First let's eliminate the non-issues. About 25% of shelter dogs are pure breds, and if someone is looking for a rare breed not commonly found in a shelter there are dedicated breed specific rescue organizations eager to adopt out their clan. If someone wants a puppy of a specific (especially uncommon) breed (registered or not) then admittedly there can be serious supply problems. Shelters have no end of beautiful puppies available for adoption, many of them pure bred, but a pure bred puppy of a less common breed may be very hard or impossible to find. The fact is most dogs are abandoned as adults and thus there will always be a glut of adult dogs needing adoption. Insisting on a puppy of a pure line (registered or not), especially insisting on an acquisition time line of "now", forces a potential dog owner down the path of buying from a breeder. How many times I've heard this lousy excuse proffered along the lines of, "I wanted to get my boxer from a rescue group, but none of them had the pure bred puppy I was looking for in time for Christmas." Unwilling to wait for one to possibly become available, unwilling to bend on the puppy requirement, they give their many hundreds of dollars to a breeder and ensure that the professional or hobby breeder will go on satisfying the sick demand, quietly demanding the destruction of the mixed race and mixed age excess left in the shelters. Health and safety issues unrelated to breed preference are rendered moot by the facts that blank slate puppies of pure or mixed race are readily available; if health is a primary concern one would likely be better steering clear of the overly narrowed genes of pure lines and stick to mutts.
The only desires on this list which can't be reliably or adequately satisfied with adoptable dogs are the desires for a puppy of a rare breed or a puppy with a particular registered pedigree. And to those who insist upon these things I would simply say, "Tough." Life is about choices, and accepting limitations which are in our collective best interest. One may want a pure bred registered puppy. That's a fine thing to want. We humans want so many things, and there's nothing wrong with the wanting. But I am terribly sorry, the vast majority of you cannot see that particular desire satisfied. We humans continue to learn over the course of our long evolution that we cannot satisfy certain desires. Our freedoms end where others' freedoms begin. And we have been very successful in pulling ourselves up from our baser bootstraps; despite our desires we have learned to largely stop enslaving other people, raping our women folk, and stealing other people's land and property. Surely we can afford to recognize that animals deserve more than senseless euthanization. And the few who refuse to recognize that animals deserve something better can probably at least recognize there must be better ways to see their tax dollars spent than funding a potentially largely superfluous shelter system.

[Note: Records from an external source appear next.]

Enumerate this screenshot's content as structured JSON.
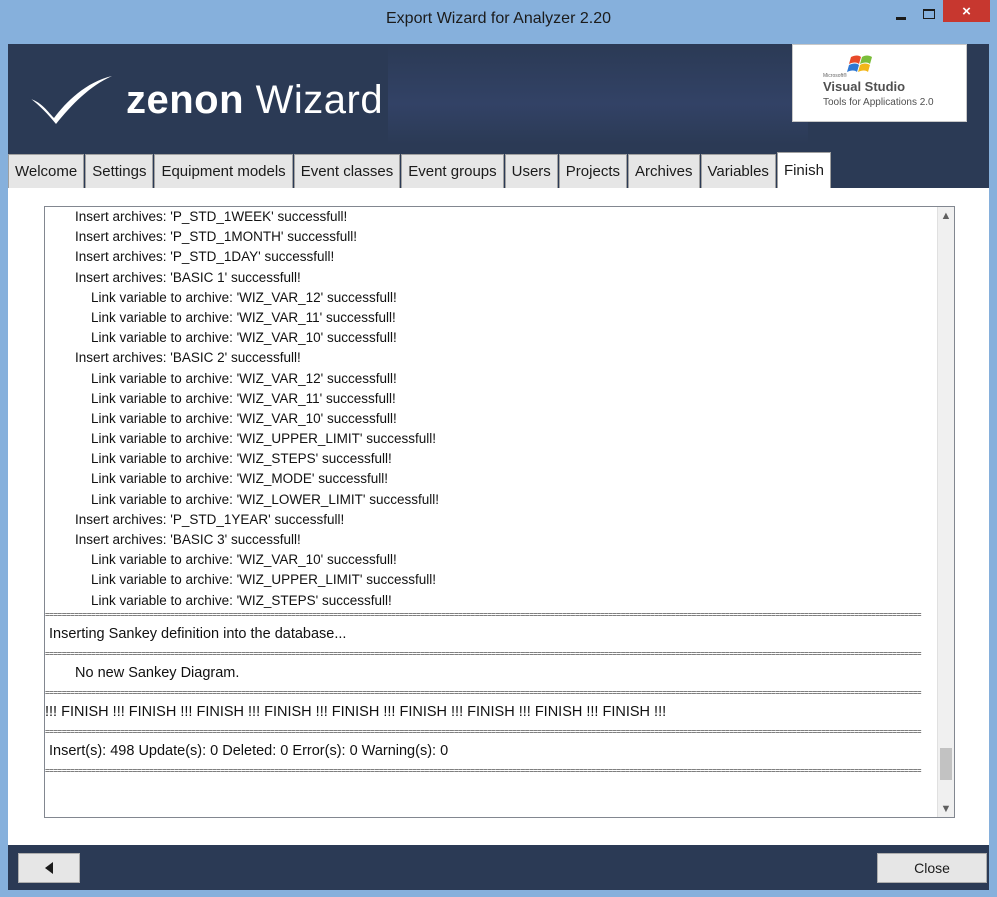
{
  "window": {
    "title": "Export Wizard for Analyzer 2.20",
    "close_glyph": "×",
    "minimize_icon": "minimize-icon",
    "maximize_icon": "maximize-icon"
  },
  "banner": {
    "brand_bold": "zenon",
    "brand_rest": " Wizard",
    "vs_microsoft": "Microsoft®",
    "vs_title": "Visual Studio",
    "vs_subtitle": "Tools for Applications 2.0"
  },
  "tabs": [
    {
      "label": "Welcome"
    },
    {
      "label": "Settings"
    },
    {
      "label": "Equipment models"
    },
    {
      "label": "Event classes"
    },
    {
      "label": "Event groups"
    },
    {
      "label": "Users"
    },
    {
      "label": "Projects"
    },
    {
      "label": "Archives"
    },
    {
      "label": "Variables"
    },
    {
      "label": "Finish"
    }
  ],
  "log": {
    "entries": [
      "Insert archives: 'P_STD_1WEEK' successfull!",
      "Insert archives: 'P_STD_1MONTH' successfull!",
      "Insert archives: 'P_STD_1DAY' successfull!",
      "Insert archives: 'BASIC 1' successfull!",
      "Link variable to archive: 'WIZ_VAR_12' successfull!",
      "Link variable to archive: 'WIZ_VAR_11' successfull!",
      "Link variable to archive: 'WIZ_VAR_10' successfull!",
      "Insert archives: 'BASIC 2' successfull!",
      "Link variable to archive: 'WIZ_VAR_12' successfull!",
      "Link variable to archive: 'WIZ_VAR_11' successfull!",
      "Link variable to archive: 'WIZ_VAR_10' successfull!",
      "Link variable to archive: 'WIZ_UPPER_LIMIT' successfull!",
      "Link variable to archive: 'WIZ_STEPS' successfull!",
      "Link variable to archive: 'WIZ_MODE' successfull!",
      "Link variable to archive: 'WIZ_LOWER_LIMIT' successfull!",
      "Insert archives: 'P_STD_1YEAR' successfull!",
      "Insert archives: 'BASIC 3' successfull!",
      "Link variable to archive: 'WIZ_VAR_10' successfull!",
      "Link variable to archive: 'WIZ_UPPER_LIMIT' successfull!",
      "Link variable to archive: 'WIZ_STEPS' successfull!"
    ],
    "separator": "==================================================================================================================================================================================================================",
    "sankey_inserting": "Inserting Sankey definition into the database...",
    "sankey_result": "No new Sankey Diagram.",
    "finish_banner": "!!! FINISH !!! FINISH !!! FINISH !!! FINISH !!! FINISH !!! FINISH !!! FINISH !!! FINISH !!! FINISH !!!",
    "summary": "Insert(s): 498  Update(s): 0  Deleted: 0  Error(s): 0  Warning(s): 0"
  },
  "footer": {
    "back_icon": "back-arrow-icon",
    "close_label": "Close"
  }
}
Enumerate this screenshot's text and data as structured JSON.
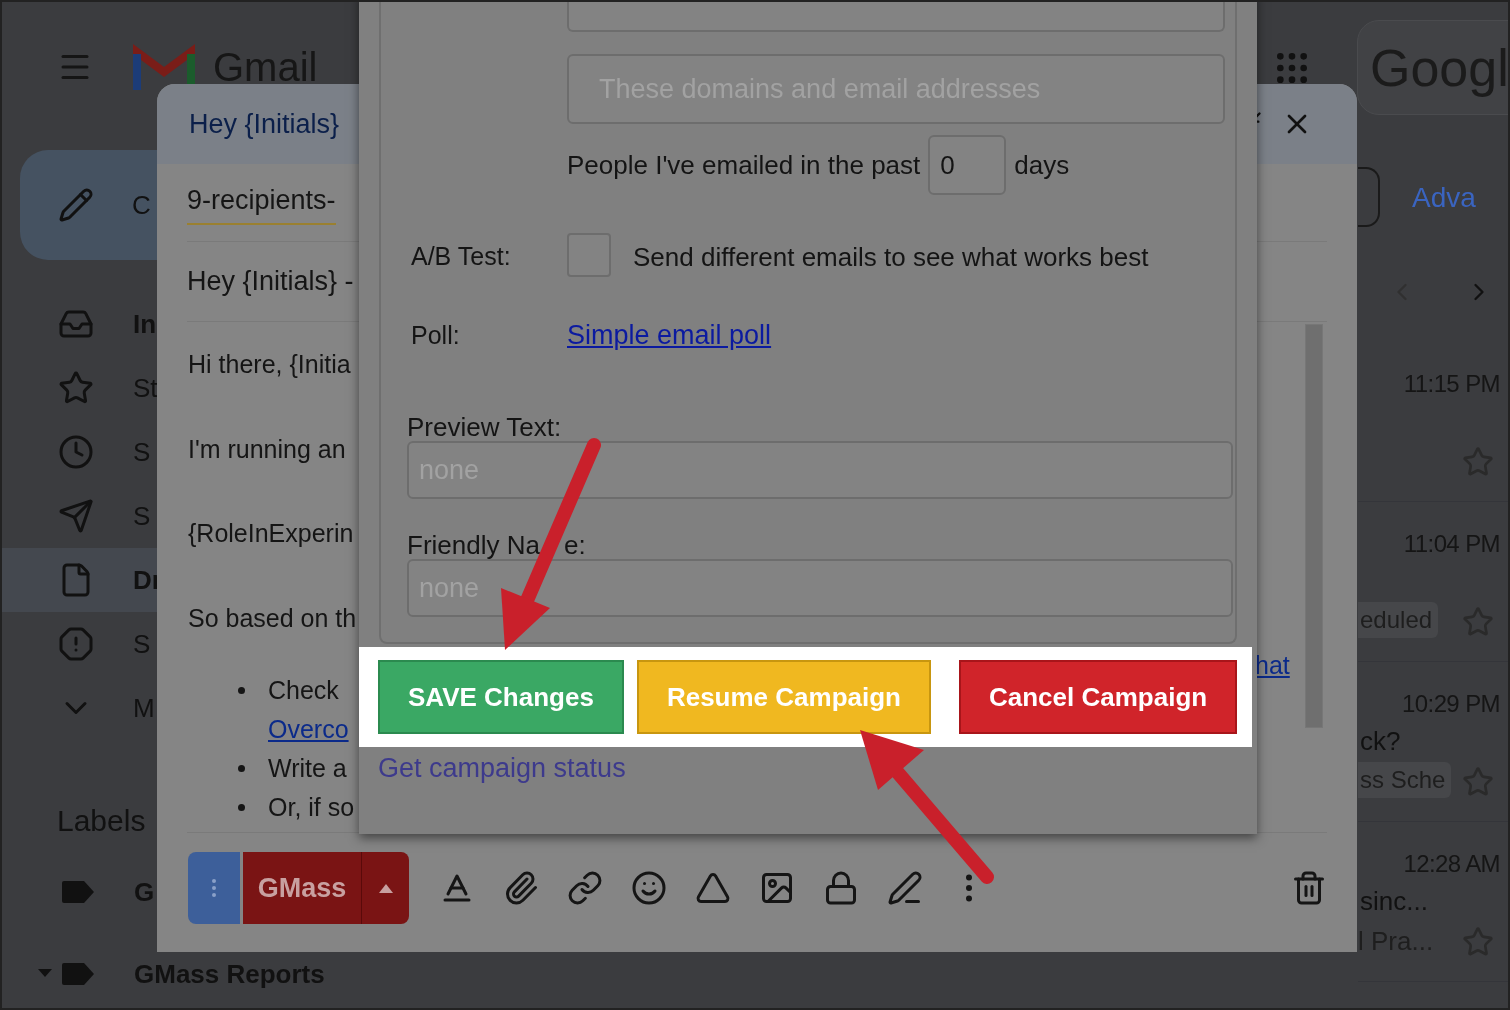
{
  "gmail": {
    "logo": "Gmail",
    "search": "Googl",
    "compose": "C",
    "nav": [
      {
        "kind": "inbox",
        "label": "In",
        "selected": false,
        "unread": true
      },
      {
        "kind": "star",
        "label": "St",
        "selected": false,
        "unread": false
      },
      {
        "kind": "snooze",
        "label": "S",
        "selected": false,
        "unread": false
      },
      {
        "kind": "sent",
        "label": "S",
        "selected": false,
        "unread": false
      },
      {
        "kind": "drafts",
        "label": "Dr",
        "selected": true,
        "unread": false
      },
      {
        "kind": "spam",
        "label": "S",
        "selected": false,
        "unread": false
      },
      {
        "kind": "more",
        "label": "M",
        "selected": false,
        "unread": false
      }
    ],
    "labels_heading": "Labels",
    "labels": [
      {
        "label": "G"
      },
      {
        "label": "GMass Reports",
        "expanded": true
      }
    ],
    "advanced": "Adva",
    "emails": [
      {
        "time": "11:15 PM",
        "starred": false
      },
      {
        "time": "11:04 PM",
        "tag": "eduled",
        "starred": false
      },
      {
        "time": "10:29 PM",
        "subject": "ck?",
        "tag": "ss Sche",
        "starred": false
      },
      {
        "time": "12:28 AM",
        "subject": "sinc...",
        "preview": "l Pra...",
        "starred": false
      }
    ]
  },
  "compose": {
    "title": "Hey {Initials}",
    "from": "9-recipients-",
    "subject": "Hey {Initials} -",
    "body": [
      "Hi there, {Initia",
      "I'm running an",
      "{RoleInExperin",
      "So based on th"
    ],
    "bullets": [
      {
        "text": "Check",
        "link": "Overco"
      },
      {
        "text": "Write a"
      },
      {
        "text": "Or, if so"
      }
    ],
    "link_fragment": "hat",
    "send_label": "GMass"
  },
  "settings": {
    "domains": {
      "placeholder": "These domains and email addresses"
    },
    "past": {
      "label": "People I've emailed in the past",
      "value": "0",
      "unit": "days"
    },
    "ab_test": {
      "label": "A/B Test:",
      "checked": false,
      "text": "Send different emails to see what works best"
    },
    "poll": {
      "label": "Poll:",
      "link": "Simple email poll"
    },
    "preview_text": {
      "label": "Preview Text:",
      "placeholder": "none"
    },
    "friendly_name": {
      "label_parts": [
        "Friendly Na",
        "e:"
      ],
      "placeholder": "none"
    },
    "buttons": [
      {
        "kind": "save",
        "label": "SAVE Changes"
      },
      {
        "kind": "resume",
        "label": "Resume Campaign"
      },
      {
        "kind": "cancel",
        "label": "Cancel Campaign"
      }
    ],
    "status_link": "Get campaign status"
  }
}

Our humanity requires us to do better than we are doing, requires us to curb our selfish belief that we have an inalienable right to have exactly what we want despite the monstrous cost. We must adopt our dogs rather than buy them from breeders or proxy pet stores. We must spay and neuter our pets to ensure we don't negligently help them contribute to their own problem. In the time it took you to read this article 46 dogs in America were euthanized because we have thus far failed to do enough.